Die, von anderen Venn-Wanderern darüber gelegte Baumstämmchen, erfüllen aber nicht den gewünschten Zweck. So helfen uns die im Bach liegenden Steine das Bachbett zu queren. Ein herrliches Naturerlebnis. Es folgt nun ein Streifzug durch ein urwaldähnliches Tal mit dem gurgelnden Bach, der aber meist von Farn und anderem Gesträuch im Verborgenen sich dahin schlängelt. Dieser war lange Zeit ein Grenzbach, zunächst zwischen Limburg und Jülich und später trennte er in der Preußenzeit die Kreise Eupen und Monschau. Kleine Wasserfälle und Bachschnellen zeigen hier und da die typischen Merkmale eines Wildbaches.

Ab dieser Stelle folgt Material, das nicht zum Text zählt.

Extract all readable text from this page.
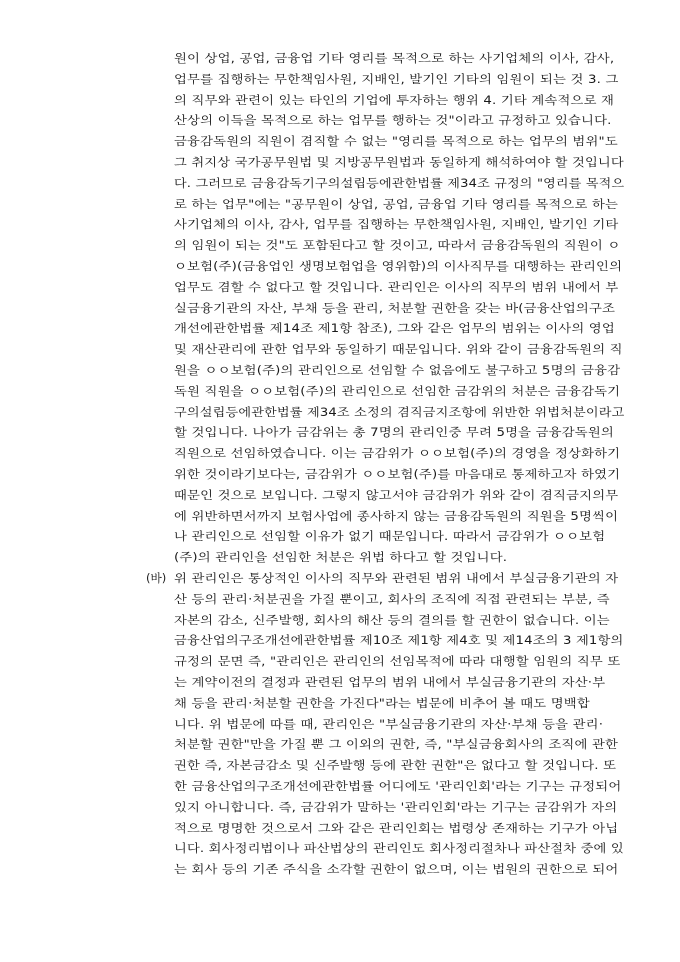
원이 상업, 공업, 금융업 기타 영리를 목적으로 하는 사기업체의 이사, 감사,
업무를 집행하는 무한책임사원, 지배인, 발기인 기타의 임원이 되는 것 3. 그
의 직무와 관련이 있는 타인의 기업에 투자하는 행위 4. 기타 계속적으로 재
산상의 이득을 목적으로 하는 업무를 행하는 것"이라고 규정하고 있습니다.
금융감독원의 직원이 겸직할 수 없는 "영리를 목적으로 하는 업무의 범위"도
그 취지상 국가공무원법 및 지방공무원법과 동일하게 해석하여야 할 것입니다
다. 그러므로 금융감독기구의설립등에관한법률 제34조 규정의 "영리를 목적으
로 하는 업무"에는 "공무원이 상업, 공업, 금융업 기타 영리를 목적으로 하는
사기업체의 이사, 감사, 업무를 집행하는 무한책임사원, 지배인, 발기인 기타
의 임원이 되는 것"도 포함된다고 할 것이고, 따라서 금융감독원의 직원이 ㅇ
ㅇ보험(주)(금융업인 생명보험업을 영위함)의 이사직무를 대행하는 관리인의
업무도 겸할 수 없다고 할 것입니다. 관리인은 이사의 직무의 범위 내에서 부
실금융기관의 자산, 부채 등을 관리, 처분할 권한을 갖는 바(금융산업의구조
개선에관한법률 제14조 제1항 참조), 그와 같은 업무의 범위는 이사의 영업
및 재산관리에 관한 업무와 동일하기 때문입니다. 위와 같이 금융감독원의 직
원을 ㅇㅇ보험(주)의 관리인으로 선임할 수 없음에도 불구하고 5명의 금융감
독원 직원을 ㅇㅇ보험(주)의 관리인으로 선임한 금감위의 처분은 금융감독기
구의설립등에관한법률 제34조 소정의 겸직금지조항에 위반한 위법처분이라고
할 것입니다. 나아가 금감위는 총 7명의 관리인중 무려 5명을 금융감독원의
직원으로 선임하였습니다. 이는 금감위가 ㅇㅇ보험(주)의 경영을 정상화하기
위한 것이라기보다는, 금감위가 ㅇㅇ보험(주)를 마음대로 통제하고자 하였기
때문인 것으로 보입니다. 그렇지 않고서야 금감위가 위와 같이 겸직금지의무
에 위반하면서까지 보험사업에 종사하지 않는 금융감독원의 직원을 5명씩이
나 관리인으로 선임할 이유가 없기 때문입니다. 따라서 금감위가 ㅇㅇ보험
(주)의 관리인을 선임한 처분은 위법 하다고 할 것입니다.
(바) 위 관리인은 통상적인 이사의 직무와 관련된 범위 내에서 부실금융기관의 자
산 등의 관리·처분권을 가질 뿐이고, 회사의 조직에 직접 관련되는 부분, 즉
자본의 감소, 신주발행, 회사의 해산 등의 결의를 할 권한이 없습니다. 이는
금융산업의구조개선에관한법률 제10조 제1항 제4호 및 제14조의 3 제1항의
규정의 문면 즉, "관리인은 관리인의 선임목적에 따라 대행할 임원의 직무 또
는 계약이전의 결정과 관련된 업무의 범위 내에서 부실금융기관의 자산·부
채 등을 관리·처분할 권한을 가진다"라는 법문에 비추어 볼 때도 명백합
니다. 위 법문에 따를 때, 관리인은 "부실금융기관의 자산·부채 등을 관리·
처분할 권한"만을 가질 뿐 그 이외의 권한, 즉, "부실금융회사의 조직에 관한
권한 즉, 자본금감소 및 신주발행 등에 관한 권한"은 없다고 할 것입니다. 또
한 금융산업의구조개선에관한법률 어디에도 '관리인회'라는 기구는 규정되어
있지 아니합니다. 즉, 금감위가 말하는 '관리인회'라는 기구는 금감위가 자의
적으로 명명한 것으로서 그와 같은 관리인회는 법령상 존재하는 기구가 아닙
니다. 회사정리법이나 파산법상의 관리인도 회사정리절차나 파산절차 중에 있
는 회사 등의 기존 주식을 소각할 권한이 없으며, 이는 법원의 권한으로 되어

Wir wandern durch einen prächtigen Naturwald aus Eichen, Birken, Eschen und Buchen auf einem verschlungenen Pfad talwärts. Dieser ist kaum zu erkennen, da der Farn und das Gras hüfthoch wachsen.Ein imposantes Naturschauspiel bietet er im Herbst bei einfallender Sonne. Sie taucht die Landschaft in ein orange-rot leuchtendes Farbenmeer. Verzaubert und unwirklich sieht es aus.

Aufstieg zum "Eifelsteig"

"Reinartzhof" Rastplatz

Bei „Waidmannsruhe“ treffen wir an der Forsthütte auf einen asphaltierten Forstweg, den wir nun über die Brücke 1,2km bergan gehen. Dort treffen wir auf den „Eifelsteig“, dessen Logo hier in Belgien ein gelb-grüner Balken zeigt. Auf dem Schotterweg wandern wir vorbei an dem von der Familie Braun Neicken 1918 gewidmeten Wegekreuz. Dann fällt links eine Infotafel auf, die nun von dem Unterhof. einem der ehemaligen drei Höfe auf dem "Reinard", erzählt.
Hier, wo heute die Eifelsteig-Wanderer von Trier nach Aachen unterwegs sind, zogen seit dem frühen Mittelalter Pilgerscharen zu den Heiligtümern nach Aachen. Sie brachten der Stadt Aachen immer sehr willkommene Einnahmen. Sie sorgte sich um das Wohl der Pilger und damit diese wohlbehalten über das Hohe Venn kamen, siedelte die Stadt Aachen im 14.Jh. einen Eremiten im Venn an, wo der Pilgerweg den Steinbach überwinden musste. Der Einsiedler hatte Weg und Steg in Ordnung zu halten, notfalls auch Pilger bei sich zu beherbergen und zu beköstigen. Dafür wurde er von der Stadt Aachen bezahlt. Bei Nebel oder Schneetreiben hatte der Eremit eine Glocke zu läuten. Diese existiert noch heute in der Monschauer Pfarrkirche.
Aus der Einsiedelei entwickelte sich die spätere Siedlung Reinartzhof. Der Dreißigjährige Krieg von 1618-1648 hat den Reinatzhof völlig zerstört. In der folgenden Zeit wurden zwei Höfe errichtet. Nur 100m weiter wurde erst im 19. Jh. der Mittelhof errichtet. Auf der gegenüberliegenden Seite des Hofes haben Raerener Pfadfinder als Erinnerung an die alte Siedlung aus Mauerresten der abgerissenen Höfe eine Marienkapelle errichtet, weiter befindet sich hier ein Holzkreuz und eine Schutzhütte.

ehem. Oberhof

nächster Zugang zum "Kutenhardt-Venn"

Wie schön wäre es, wenn es die früher im Oberhof bewirtschaftete Gaststätte noch gäbe und man einkehren könnte. Jetzt müssen wir zu einer Rast mit der Bank an der Schutzhütte vorlieb nehmen.
1962 wurde die Siedlung enteignet, die Bewohner mussten umsiedeln, weil die historische Ansiedlung im Einzugsgebiet der Wesertalsperre lag und die Abwässer das Trinkwasserreservoir bedrohten. 1971 verließen die letzten Bewohner ihre Häuser, die schließlich abgerissen wurden. Still ist es auf dem "Reinard" geworden, niemand treibt mehr das Vieh auf die grünen Wiesen, die mittlerweile immer mehr verbuschen. Alljährlich wird hier zu Pfingsten noch ein Gedenkgottesdienst abgehalten.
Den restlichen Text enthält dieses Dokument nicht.